Senate Titan Sets Exit, and Maneuvering Begins
2-Decade Reign To End in 2010

By Matthew Mosk
Washington Post Staff Writer
Thursday, November 16, 2006; B02


For much of the past three decades, Maryland Senate President Thomas V. Mike Miller Jr. has been the state's most visible wheeler-dealer, money raiser, kingmaker, gavel smasher and irrepressible political force.

Now, after an unprecedented 20-year reign as Senate president, Miller, 63, says he has decided to make his coming four-year term his last.

"At that point in my life, I can step down and turn the gavel over to the next generation," Miller said in a telephone interview yesterday. "I intend to work with them, serve out the four-year term and step aside."

He was reelected Nov. 7 and will begin serving his 10th term in the General Assembly when it reconvenes Jan. 10.

His plans for retirement, though four years in the distance, had almost immediate reverberations in the state capital.

Within hours of his plans becoming known, senators had detected one of those rare political moments when ambition and opportunity intersect. Several began calling Miller for advice about moving up.

Miller tried to maintain calm, calling reporters to clarify that he plans to run his chamber for the next four years.

"I mean, please," he implored one reporter. "Take it easy on this."

But in the next breath, Miller began circulating the names of Democrats who probably will be vying to replace him: Sen. Thomas M. Middleton (Charles), Sen. Brian E. Frosh (Montgomery), Sen. Ulysses Currie (Prince George's).

Plenty of others will start making moves, Miller confided, as he tried to deftly deflate what could become an unseemly four-year campaign to replace him. "I'm just telling them to relax. We're going to give all of them the opportunity to shine," he said. "I'm not going to anoint anybody."

At the least, the four years of advance warning will enable senators to start to envision the chamber in someone else's control. Miller's retirement plans were first reported yesterday by the Washington Times.

"Because he's been there for 20 years, we're looking at a brave new world," Frosh said.

Miller's gift, Frosh said, has been his ability to be both disarmingly charming and piercingly blunt. He plainly told Gov. Robert L. Ehrlich Jr., for instance, that a Republican administration could expect a cooperative, collegial Senate for three years. It didn't need to be said what the fourth, an election year, would be like.

Miller once likened Parris N. Glendening to a baboon in a tree (the higher he climbs, the more of his rear you see, he'd say with a laugh).
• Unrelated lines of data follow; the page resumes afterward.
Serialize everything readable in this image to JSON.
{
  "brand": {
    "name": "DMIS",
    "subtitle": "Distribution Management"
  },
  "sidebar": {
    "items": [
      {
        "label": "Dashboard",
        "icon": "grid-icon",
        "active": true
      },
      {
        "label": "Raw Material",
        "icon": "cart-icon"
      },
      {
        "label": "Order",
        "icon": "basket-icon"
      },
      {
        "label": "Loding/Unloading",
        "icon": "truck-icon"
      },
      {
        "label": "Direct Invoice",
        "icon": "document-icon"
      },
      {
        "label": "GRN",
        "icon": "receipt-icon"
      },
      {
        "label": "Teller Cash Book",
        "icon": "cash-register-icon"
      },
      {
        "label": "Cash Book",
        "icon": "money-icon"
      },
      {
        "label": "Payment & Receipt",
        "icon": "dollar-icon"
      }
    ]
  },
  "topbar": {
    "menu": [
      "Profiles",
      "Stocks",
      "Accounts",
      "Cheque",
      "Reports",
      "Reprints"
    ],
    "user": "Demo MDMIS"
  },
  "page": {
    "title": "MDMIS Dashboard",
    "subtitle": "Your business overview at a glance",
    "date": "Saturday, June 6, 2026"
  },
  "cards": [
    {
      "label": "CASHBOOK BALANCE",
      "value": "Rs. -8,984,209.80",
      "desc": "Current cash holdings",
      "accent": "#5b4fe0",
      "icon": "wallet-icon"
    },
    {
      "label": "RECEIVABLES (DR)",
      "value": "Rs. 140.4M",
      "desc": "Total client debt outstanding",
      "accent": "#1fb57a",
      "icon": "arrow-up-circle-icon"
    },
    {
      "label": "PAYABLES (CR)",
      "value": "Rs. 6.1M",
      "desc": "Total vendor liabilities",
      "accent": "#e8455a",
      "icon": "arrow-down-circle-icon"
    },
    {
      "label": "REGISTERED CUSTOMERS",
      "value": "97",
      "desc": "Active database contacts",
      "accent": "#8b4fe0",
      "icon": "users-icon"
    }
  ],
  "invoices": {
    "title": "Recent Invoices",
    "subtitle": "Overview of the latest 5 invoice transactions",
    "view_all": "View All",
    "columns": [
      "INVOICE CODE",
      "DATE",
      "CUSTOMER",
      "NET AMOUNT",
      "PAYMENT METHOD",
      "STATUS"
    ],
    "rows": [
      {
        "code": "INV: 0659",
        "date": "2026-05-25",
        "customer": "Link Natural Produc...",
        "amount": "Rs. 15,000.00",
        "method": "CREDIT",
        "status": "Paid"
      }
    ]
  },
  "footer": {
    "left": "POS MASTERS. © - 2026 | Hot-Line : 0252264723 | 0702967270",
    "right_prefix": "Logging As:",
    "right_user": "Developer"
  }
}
But once Glendening became governor -- and appointed Miller's son, Thomas, to the Maryland Parole Commission -- the two began to work seamlessly on rafts of legislation, including many bills Miller initially resisted.

Glendening yesterday called him an "absolutely extraordinary figure in Maryland history."

Despite the widely circulated bit of trivia that Miller is the nation's longest-serving Senate president, that's a distinction he isn't likely to realize. The presiding officer of the Tennessee Senate has served for 16 years longer than Miller, and Indiana's Senate president, who just left office, had him bested by seven.

That won't stop the testimonials, though. Already, the Senate's newly constructed office building carries Miller's name, so there's no telling what more could follow.

There will be plenty to look back on when the time comes to explore Miller's tenure. He has had incredible highs, as when he stood alongside President Bill Clinton under the State House dome for the signing of "smart gun" legislation that he helped make palatable to opponents.

There have also been low moments, though in most cases, Miller managed to emerge from beneath them -- as when the FBI looked into his fundraising maneuvers (and closed the case without finding wrongdoing), or when a fellow senator launched a coup attempt (that failed), or when a political foe had him charged for punching him in the face (but the charges were dropped).

"He knew how to make the system work," Glendening said.

And though not many major policy shifts have originated in Miller's office, every one of them had to pass across his desk.

"The progress the state has made over the last four decades has a lot to do with Mike Miller," Currie said. "When you think about it all, it's pretty phenomenal."

His assiduous attention to his Southern Maryland Senate district, and his heavy involvement in the drawing and redrawing of his district lines, has guaranteed him electoral safety. So his departure will come by choice.

That choice was cemented, Miller said yesterday, when Democrats swept this month's elections. His fundraising and advice helped him maintain a firm Senate majority, and after four years under Ehrlich's control, the state will return in January to its long tradition of Democratic governors.

"The Democrats are now positioned to be the party at the center of mainstream politics," Miller said. "Now that the party is the mainstream again, I feel very happy. Very happy."